I told everyone in the house what time said dinner would be ready.
I finish cooking on time as planned (woo me).
People are walking through the kitchen as I’m busy plating up.
And then I STILL have to call them to come eat, wait for everyone to wash their hands and get ready and very often hear the “oh, I’m not hungry right now, I’ll eat later” response because SOMEONE thought having a sandwich an hour before dinner time was a good idea.
And they wonder why women kill… (just joking… mostly… ;p)
ELIZABETH WILLIAMS says
Dishes in the sink do not bother me..as long as they are rinsed off. People putting goopy dishes in the dishwasher make me nuts. Also, after I clean the kitchen, and the solid BLACK granite countertops are gleaming, I want to bash anyone who spills food, water, coffee, leaves crumbs, etc, and leaves spots on the damn BLACK granite. Yes…I absolutely hate that color granite. And the way my husband shakes his hands after he washes them at the sink…spots everywhere. Do I yell? No. I just growl and reach for the kitchen towel.
ELIZABETH WILLIAMS says
This was my mom too. She hated a messy countertop too. Lol. Even while cooking she cleaned up any mess as she went along. Something I am still trying to get my hubby to do after 40 years of marriage. Never say die. Lol
Kathy says
Vacuuming, every other day, super neat folding of clothes- don’t iron but know how.
Keeping the thermostat down. Hello to the parental voices in my head! Lol
Marie-Claire says
I totally agree with the common threads (both funny and frustrated) in others’ posts here. Sands through the hourglass, days of our lives… BDH as a community – we must all be getting older together.
I was very, very ill for a long time as a child, and my mother used to stay close when we went for walks along the cliffs above the oceans, especially on the days I wasn’t very steady… just in case.
These last few years, I take her for walks in the fresh ocean air during my visits. She’s older now, and her spine isn’t strong, and I catch myself holding back beside her… just in case.
Then this summer, my tall, strong teenaged son took me walking in the Orkneys, and as we neared the Old Man of Hoi – the wind was fierce, and my ankle gave a little. He caught me without even breaking his stride – and I suddenly realised he’d been staying close… just in case.

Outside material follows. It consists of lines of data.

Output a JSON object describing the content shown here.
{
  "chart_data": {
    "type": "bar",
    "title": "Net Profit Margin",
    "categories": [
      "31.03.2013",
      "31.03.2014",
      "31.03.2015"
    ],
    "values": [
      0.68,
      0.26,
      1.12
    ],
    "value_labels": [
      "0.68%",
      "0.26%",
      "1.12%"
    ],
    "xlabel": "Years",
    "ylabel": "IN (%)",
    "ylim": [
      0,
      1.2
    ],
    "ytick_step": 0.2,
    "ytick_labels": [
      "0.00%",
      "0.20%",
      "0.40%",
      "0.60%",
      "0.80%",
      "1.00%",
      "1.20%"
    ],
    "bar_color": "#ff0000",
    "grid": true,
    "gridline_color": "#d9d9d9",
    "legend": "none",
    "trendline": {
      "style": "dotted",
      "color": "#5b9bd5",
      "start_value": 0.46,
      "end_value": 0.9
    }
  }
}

I feel strangely fortunate.
Jasmine says
I complain all the time. Too many lights on, not replacing the toilet paper roll, no cap on the toothpaste. I’m aware. Still, I can’t stop myself. I also say things exactly the way my mom used to say them. “Clear with your left [hand]; hang with your right.”

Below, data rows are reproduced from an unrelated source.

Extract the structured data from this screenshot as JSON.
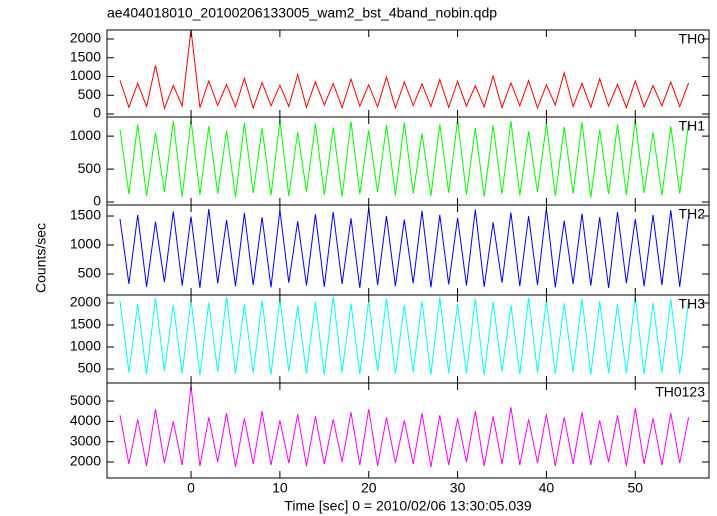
{
  "chart_data": [
    {
      "type": "line",
      "title": "ae404018010_20100206133005_wam2_bst_4band_nobin.qdp",
      "label": "TH0",
      "color": "#ff0000",
      "xlim": [
        -9.46,
        58.3
      ],
      "ylim": [
        -80,
        2240
      ],
      "yticks": [
        0,
        500,
        1000,
        1500,
        2000
      ],
      "x": [
        -8,
        -7,
        -6,
        -5,
        -4,
        -3,
        -2,
        -1,
        0,
        1,
        2,
        3,
        4,
        5,
        6,
        7,
        8,
        9,
        10,
        11,
        12,
        13,
        14,
        15,
        16,
        17,
        18,
        19,
        20,
        21,
        22,
        23,
        24,
        25,
        26,
        27,
        28,
        29,
        30,
        31,
        32,
        33,
        34,
        35,
        36,
        37,
        38,
        39,
        40,
        41,
        42,
        43,
        44,
        45,
        46,
        47,
        48,
        49,
        50,
        51,
        52,
        53,
        54,
        55,
        56
      ],
      "values": [
        900,
        180,
        820,
        200,
        1300,
        150,
        760,
        210,
        2250,
        170,
        880,
        230,
        790,
        190,
        950,
        160,
        840,
        220,
        770,
        200,
        1050,
        180,
        860,
        240,
        810,
        170,
        930,
        210,
        780,
        190,
        990,
        160,
        850,
        230,
        800,
        200,
        920,
        180,
        870,
        210,
        760,
        190,
        1010,
        170,
        830,
        220,
        890,
        160,
        780,
        240,
        1100,
        200,
        820,
        180,
        940,
        210,
        790,
        170,
        880,
        190,
        760,
        220,
        850,
        200,
        830
      ]
    },
    {
      "type": "line",
      "label": "TH1",
      "color": "#00ff00",
      "xlim": [
        -9.46,
        58.3
      ],
      "ylim": [
        -45,
        1290
      ],
      "yticks": [
        0,
        500,
        1000
      ],
      "x": [
        -8,
        -7,
        -6,
        -5,
        -4,
        -3,
        -2,
        -1,
        0,
        1,
        2,
        3,
        4,
        5,
        6,
        7,
        8,
        9,
        10,
        11,
        12,
        13,
        14,
        15,
        16,
        17,
        18,
        19,
        20,
        21,
        22,
        23,
        24,
        25,
        26,
        27,
        28,
        29,
        30,
        31,
        32,
        33,
        34,
        35,
        36,
        37,
        38,
        39,
        40,
        41,
        42,
        43,
        44,
        45,
        46,
        47,
        48,
        49,
        50,
        51,
        52,
        53,
        54,
        55,
        56
      ],
      "values": [
        1100,
        120,
        1180,
        90,
        1050,
        150,
        1230,
        80,
        1250,
        110,
        1150,
        130,
        1080,
        70,
        1200,
        140,
        1120,
        100,
        1240,
        90,
        1060,
        160,
        1190,
        110,
        1130,
        80,
        1220,
        120,
        1090,
        150,
        1170,
        100,
        1210,
        130,
        1040,
        90,
        1180,
        140,
        1250,
        110,
        1120,
        80,
        1160,
        120,
        1230,
        100,
        1070,
        150,
        1190,
        90,
        1140,
        130,
        1210,
        70,
        1100,
        120,
        1180,
        110,
        1240,
        140,
        1060,
        100,
        1150,
        130,
        1200
      ]
    },
    {
      "type": "line",
      "label": "TH2",
      "ylabel": "Counts/sec",
      "color": "#0000ff",
      "xlim": [
        -9.46,
        58.3
      ],
      "ylim": [
        138,
        1690
      ],
      "yticks": [
        500,
        1000,
        1500
      ],
      "x": [
        -8,
        -7,
        -6,
        -5,
        -4,
        -3,
        -2,
        -1,
        0,
        1,
        2,
        3,
        4,
        5,
        6,
        7,
        8,
        9,
        10,
        11,
        12,
        13,
        14,
        15,
        16,
        17,
        18,
        19,
        20,
        21,
        22,
        23,
        24,
        25,
        26,
        27,
        28,
        29,
        30,
        31,
        32,
        33,
        34,
        35,
        36,
        37,
        38,
        39,
        40,
        41,
        42,
        43,
        44,
        45,
        46,
        47,
        48,
        49,
        50,
        51,
        52,
        53,
        54,
        55,
        56
      ],
      "values": [
        1450,
        330,
        1520,
        280,
        1400,
        360,
        1580,
        300,
        1490,
        260,
        1620,
        340,
        1430,
        290,
        1550,
        310,
        1480,
        270,
        1600,
        350,
        1410,
        300,
        1530,
        280,
        1570,
        330,
        1460,
        260,
        1640,
        310,
        1500,
        290,
        1440,
        340,
        1590,
        270,
        1520,
        320,
        1470,
        300,
        1610,
        280,
        1390,
        350,
        1560,
        290,
        1500,
        310,
        1630,
        270,
        1420,
        330,
        1540,
        300,
        1480,
        260,
        1570,
        340,
        1450,
        290,
        1520,
        310,
        1600,
        280,
        1490
      ]
    },
    {
      "type": "line",
      "label": "TH3",
      "color": "#00ffff",
      "xlim": [
        -9.46,
        58.3
      ],
      "ylim": [
        182,
        2182
      ],
      "yticks": [
        500,
        1000,
        1500,
        2000
      ],
      "x": [
        -8,
        -7,
        -6,
        -5,
        -4,
        -3,
        -2,
        -1,
        0,
        1,
        2,
        3,
        4,
        5,
        6,
        7,
        8,
        9,
        10,
        11,
        12,
        13,
        14,
        15,
        16,
        17,
        18,
        19,
        20,
        21,
        22,
        23,
        24,
        25,
        26,
        27,
        28,
        29,
        30,
        31,
        32,
        33,
        34,
        35,
        36,
        37,
        38,
        39,
        40,
        41,
        42,
        43,
        44,
        45,
        46,
        47,
        48,
        49,
        50,
        51,
        52,
        53,
        54,
        55,
        56
      ],
      "values": [
        2050,
        420,
        1980,
        380,
        2120,
        450,
        1950,
        400,
        2080,
        360,
        2010,
        430,
        2140,
        390,
        1970,
        410,
        2060,
        370,
        2100,
        440,
        1930,
        400,
        2030,
        360,
        2150,
        420,
        1990,
        380,
        2070,
        450,
        2110,
        390,
        1960,
        430,
        2040,
        370,
        2130,
        410,
        1980,
        400,
        2090,
        360,
        2020,
        440,
        1950,
        380,
        2120,
        420,
        2060,
        390,
        1990,
        430,
        2100,
        370,
        2040,
        410,
        1970,
        400,
        2130,
        380,
        2000,
        420,
        2080,
        390,
        2050
      ]
    },
    {
      "type": "line",
      "label": "TH0123",
      "xlabel": "Time [sec] 0 = 2010/02/06 13:30:05.039",
      "color": "#ff00ff",
      "xlim": [
        -9.46,
        58.3
      ],
      "ylim": [
        1210,
        5890
      ],
      "yticks": [
        2000,
        3000,
        4000,
        5000
      ],
      "xticks": [
        0,
        10,
        20,
        30,
        40,
        50
      ],
      "x": [
        -8,
        -7,
        -6,
        -5,
        -4,
        -3,
        -2,
        -1,
        0,
        1,
        2,
        3,
        4,
        5,
        6,
        7,
        8,
        9,
        10,
        11,
        12,
        13,
        14,
        15,
        16,
        17,
        18,
        19,
        20,
        21,
        22,
        23,
        24,
        25,
        26,
        27,
        28,
        29,
        30,
        31,
        32,
        33,
        34,
        35,
        36,
        37,
        38,
        39,
        40,
        41,
        42,
        43,
        44,
        45,
        46,
        47,
        48,
        49,
        50,
        51,
        52,
        53,
        54,
        55,
        56
      ],
      "values": [
        4300,
        1900,
        4100,
        1800,
        4600,
        1950,
        4000,
        1850,
        5750,
        1800,
        4200,
        2000,
        4400,
        1750,
        4150,
        1900,
        4500,
        1850,
        4050,
        1950,
        4350,
        1800,
        4250,
        1900,
        4100,
        2000,
        4450,
        1850,
        4600,
        1800,
        4200,
        1950,
        4050,
        1900,
        4400,
        1750,
        4300,
        1850,
        4150,
        2000,
        4500,
        1800,
        4250,
        1900,
        4700,
        1850,
        4100,
        1950,
        4350,
        1800,
        4200,
        1900,
        4450,
        1850,
        4050,
        2000,
        4300,
        1800,
        4650,
        1900,
        4150,
        1850,
        4400,
        1950,
        4200
      ]
    }
  ]
}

My mom passed away in 2015. Sometimes I embrace the Velmaisms because I’m channeling her. It’s nice to have irrational moments that make you feel connected with the people who loved you most.
One other thing. My mom couldn’t abide people sitting around while she did housework. I did not understand this as a teenager. Now, it is so irksome to have people just hanging out when there is work to do. It doesn’t matter how much work they may have already completed. If I’m cleaning you need to clean with me.